The last three delicious things I drank were Farr Rising's 2019 chardonnay, which has incredible minerality and balance; Yarra Yering’s Dry White No 1 from 2012, another example of Victoria’s ability to make world-class sémillons (one of my favourite varieties); and La Sirène’s Cuvée Bleu, a 24-month wild ale made with copious amounts of fresh blueberries. It’s awesome, and an intense purple in colour.
As far as I'm concerned, the defining place to get a drink in Melbourne is a tough call but I'd have to say either City Wine Shop or Waxflower, a new spot in Brunswick that typically has our Citray Sour on tap.
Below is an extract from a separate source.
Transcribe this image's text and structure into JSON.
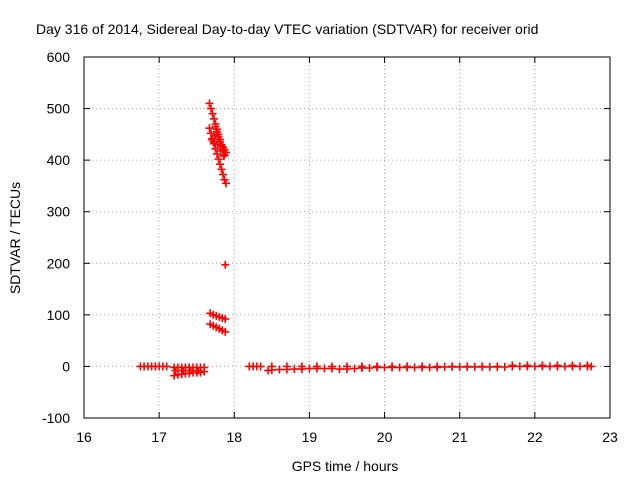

City Wine Shop consistently offers beautiful white Burgundies by the glass while on the other hand Waxflower supports new Victorian natural winemakers, making it a great spot to try the latest and greatest.
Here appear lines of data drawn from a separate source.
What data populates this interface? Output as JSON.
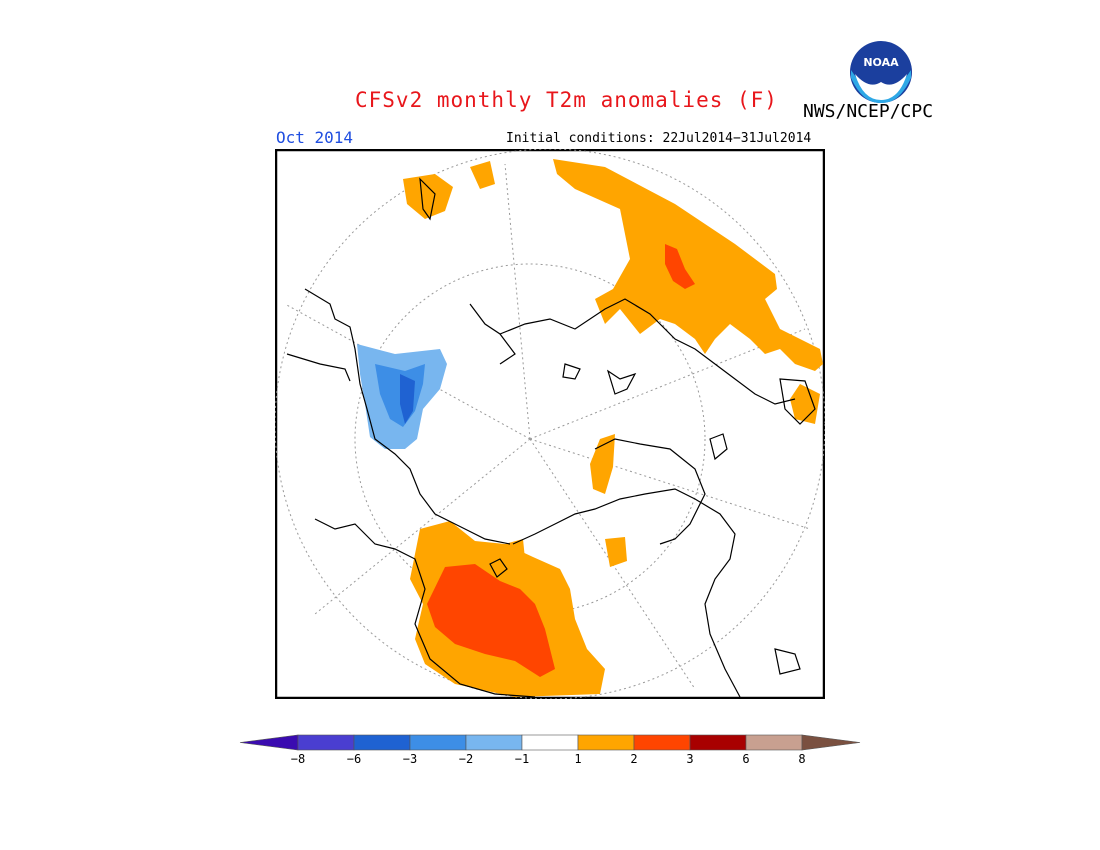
{
  "title": "CFSv2 monthly T2m anomalies (F)",
  "organization": "NWS/NCEP/CPC",
  "logo_text": "NOAA",
  "period": "Oct 2014",
  "initial_conditions": "Initial conditions: 22Jul2014−31Jul2014",
  "colorbar": {
    "labels": [
      "−8",
      "−6",
      "−3",
      "−2",
      "−1",
      "1",
      "2",
      "3",
      "6",
      "8"
    ],
    "colors": [
      "#3a0bb0",
      "#4a3ed0",
      "#1f62d2",
      "#3d8ee6",
      "#78b6ef",
      "#ffffff",
      "#ffa500",
      "#ff4500",
      "#a80000",
      "#c8a090",
      "#7a5040"
    ]
  },
  "map_colors": {
    "warm1": "#ffa500",
    "warm2": "#ff4500",
    "cool1": "#78b6ef",
    "cool2": "#3d8ee6",
    "cool3": "#1f62d2",
    "coast": "#000000",
    "grid": "#999999"
  }
}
When someone hands me a wine list in a restaurant, I review the beer list first, which usually isn’t great, then look for a Victorian chardy to graze on.
The Victorian spirit I'm digging the most right now is Melbourne Gin Company's Dry Gin. It's hard to go past the trusty Tanqueray 10but I think Andrew Marks makes a cracker London dry. He was one of Victoria’s earliest pioneers of small-batch handmade gins.
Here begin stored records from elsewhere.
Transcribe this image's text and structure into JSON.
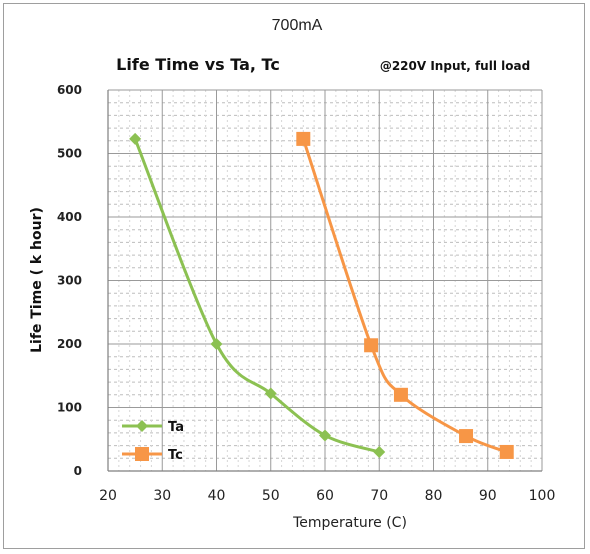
{
  "chart_data": {
    "type": "line",
    "header": "700mA",
    "title": "Life Time vs Ta, Tc",
    "subtitle": "@220V Input, full load",
    "xlabel": "Temperature (C)",
    "ylabel": "Life Time ( k hour)",
    "xlim": [
      20,
      100
    ],
    "ylim": [
      0,
      600
    ],
    "x_ticks": [
      "20",
      "30",
      "40",
      "50",
      "60",
      "70",
      "80",
      "90",
      "100"
    ],
    "y_ticks": [
      "0",
      "100",
      "200",
      "300",
      "400",
      "500",
      "600"
    ],
    "grid": true,
    "legend_position": "bottom-left",
    "series": [
      {
        "name": "Ta",
        "color": "#8cc152",
        "marker": "diamond",
        "x": [
          25,
          40,
          50,
          60,
          70
        ],
        "y": [
          523,
          200,
          122,
          56,
          30
        ]
      },
      {
        "name": "Tc",
        "color": "#f79646",
        "marker": "square",
        "x": [
          56,
          68.5,
          74,
          86,
          93.5
        ],
        "y": [
          523,
          198,
          120,
          55,
          30
        ]
      }
    ]
  }
}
There's no better value on a wine list or in a bottle-shop in this state than the 2019 Farr Rising Chardonnay. It has a minerality up there with mid-level Burgundy in my opinion.
My favourite place to buy booze is anywhere that has a good selection of Geelong wines and that supports the new and emerging winemakers of Victoria. Blackhearts & Sparrows comes to mind.
I’d love to see us planting more sémillon in Victoria. I love how it ages when it’s grown here. A great example is the Yarra Yering Dry White No 1. It develops huge stone-fruit characters (over-ripe peaches for me) when aged a little, yet it still retains its delicate structure. I also don’t want us to brew any more choc-fudge ice-cream beers!
My guilty pleasure in the fridge is a Kirin Ichiban fresh from Japan (no more than 12 weeks old); it has a super-clean profile that’s probably the best example of how refreshing a beer should be. In the drinks cabinet it’s a nip of Dalwhinnie. Its delicate yet powerful aromatics are just intoxicating.
The best or most important change to the way we drink in Victoria in recent years has been the public having an adventurous appetite to try new Australian-made lo-fi wines, artisanal beers and hand-made spirits – and drinking more moderately but choosing better quality booze.
For me, the most inspiring person in the Victorian drinks world is difficult to pinpoint because there are so many people doing Victoria proud in the liquor industry. Nick Farr (Farr Rising), Matt Holmes (Bannockburn Vineyards) and Stuart Gregor (Four Pillars) all come to mind. Stuart's commitment to all things gin-related is extremely impressive, as is Matt Holmes' dedication at Bannockburn Vineyards, where expression of site is in every bottle.